Thermal Desorption Coupled with Gas Chromatography

To meet the detection requirements of these innovative new technologies, it was decided to investigate the use of Thermal Desorption (TD) coupled with Gas Chromatography (GC) and flame ionisation detection (FID). The objectives of the study were to:

  • Achieve acceptable recoveries of hydrocarbons from C6 to C40
  • Not retain compounds lighter than C6 to minimise interferences
  • Ensure the pressurised LPG enters the tube as a liquid
  • Achieve a detection capability of less <10µg/g and a dynamic range of 3 orders of magnitude
  • Prove accuracy through an LPG quality control sample
  • Attain acceptable repeatability
  • Offer the potential of identifying the individual residue component or hydrocarbon profile for troubleshooting purposes
  • Enable sampling in the field, so the sorbent tubes can be sent to a laboratory for analysis, saving significant transportation costs associated with shipping pressurised cylinders
  • Reduce costs associated with cleaning (labour and solvents) and purchasing cylinders
  • Make it rugged enough to be a standardised ASTM method Thermal desorption is well-recognised as being an accurate and precise technique for the sampling and analysis of volatile and semi-volatile compounds by gas chromatography.
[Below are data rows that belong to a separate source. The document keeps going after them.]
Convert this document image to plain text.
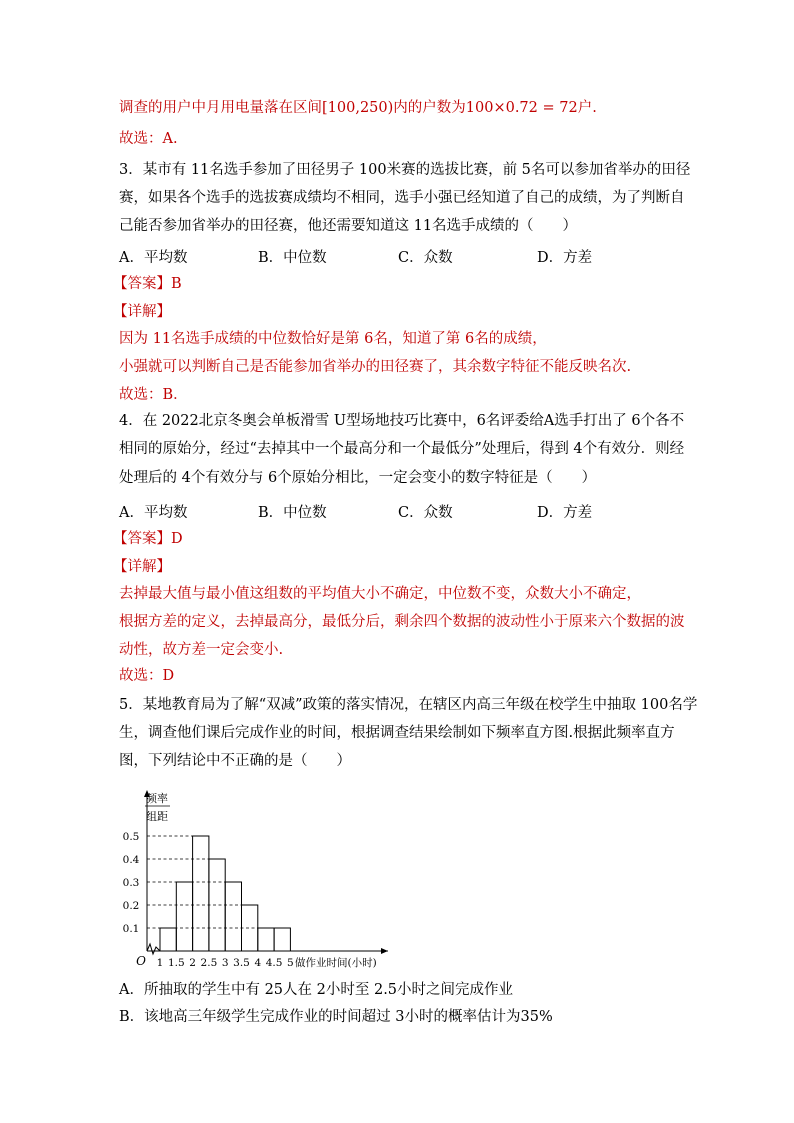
调查的用户中月用电量落在区间[100,250)内的户数为100×0.72 = 72户.
故选：A.
3．某市有 11名选手参加了田径男子 100米赛的选拔比赛，前 5名可以参加省举办的田径
赛，如果各个选手的选拔赛成绩均不相同，选手小强已经知道了自己的成绩，为了判断自
己能否参加省举办的田径赛，他还需要知道这 11名选手成绩的（　　）
A．平均数	B．中位数	C．众数	D．方差
【答案】B
【详解】
因为 11名选手成绩的中位数恰好是第 6名，知道了第 6名的成绩，
小强就可以判断自己是否能参加省举办的田径赛了，其余数字特征不能反映名次.
故选：B．
4．在 2022北京冬奥会单板滑雪 U型场地技巧比赛中，6名评委给A选手打出了 6个各不
相同的原始分，经过“去掉其中一个最高分和一个最低分”处理后，得到 4个有效分．则经
处理后的 4个有效分与 6个原始分相比，一定会变小的数字特征是（　　）
A．平均数	B．中位数	C．众数	D．方差
【答案】D
【详解】
去掉最大值与最小值这组数的平均值大小不确定，中位数不变，众数大小不确定，
根据方差的定义，去掉最高分，最低分后，剩余四个数据的波动性小于原来六个数据的波
动性，故方差一定会变小.
故选：D
5．某地教育局为了解“双减”政策的落实情况，在辖区内高三年级在校学生中抽取 100名学
生，调查他们课后完成作业的时间，根据调查结果绘制如下频率直方图.根据此频率直方
图，下列结论中不正确的是（　　）
频率
组距
O
0.1
0.2
0.3
0.4
0.5
1 1.5 2 2.5 3 3.5 4 4.5 5 做作业时间(小时)
A．所抽取的学生中有 25人在 2小时至 2.5小时之间完成作业
B．该地高三年级学生完成作业的时间超过 3小时的概率估计为35%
It has become the industry standard for analysing soil gases, studying healthy building syndrome, fenceline monitoring, indoor/outdoor air analysis as well as addressing industrial hygiene concerns [5]. Sorbent tubes are small and light, making them easy to transport, and when applied to LPG samples at a remote site, it can result in reduced shipping costs compared to other sampling techniques. In addition, the tubes are easily cleaned during the desorption process, rendering them available for immediate re-sampling, which can be verified with a rapid GC analysis.

 

Summary of New Methodology

A sample of LPG is captured on a sample loop, which is maintained at a pressure above its bubble point as it is released directly onto the hydrocarbon selective absorbent tube material, thereby trapping the C6- C40 hydrocarbon residue. After the sorbent tube is sampled, it is brought or shipped to the laboratory for analysis by ATD/GC/FID. The tubes are placed on the autosampler and the operator starts the instrument, which initiates the process of moving the tube from the carousel into the primary desorption flow path. This process is shown schematically in Figure 2. The residue is desorbed from the sorbent tube using heat, inert gas flow and time. The effluent from the tube is focused onto a secondary (cold) trap. After residue recovery from the tube to the focusing trap is complete, the trap heats very rapidly to volatilise the components from the trap and the inert gas flow brings the effluent onto the analytical column of the gas chromatograph for separation and onto the FID for detection. This secondary desorption step is exemplified in Figure 3. This acquired (raw) data is stored in the data handling system for processing. The processing method, which contains the response factor (RF) and integration parameters from standards previously analysed, is applied to the sample, and the mass of residue in the sample is calculated.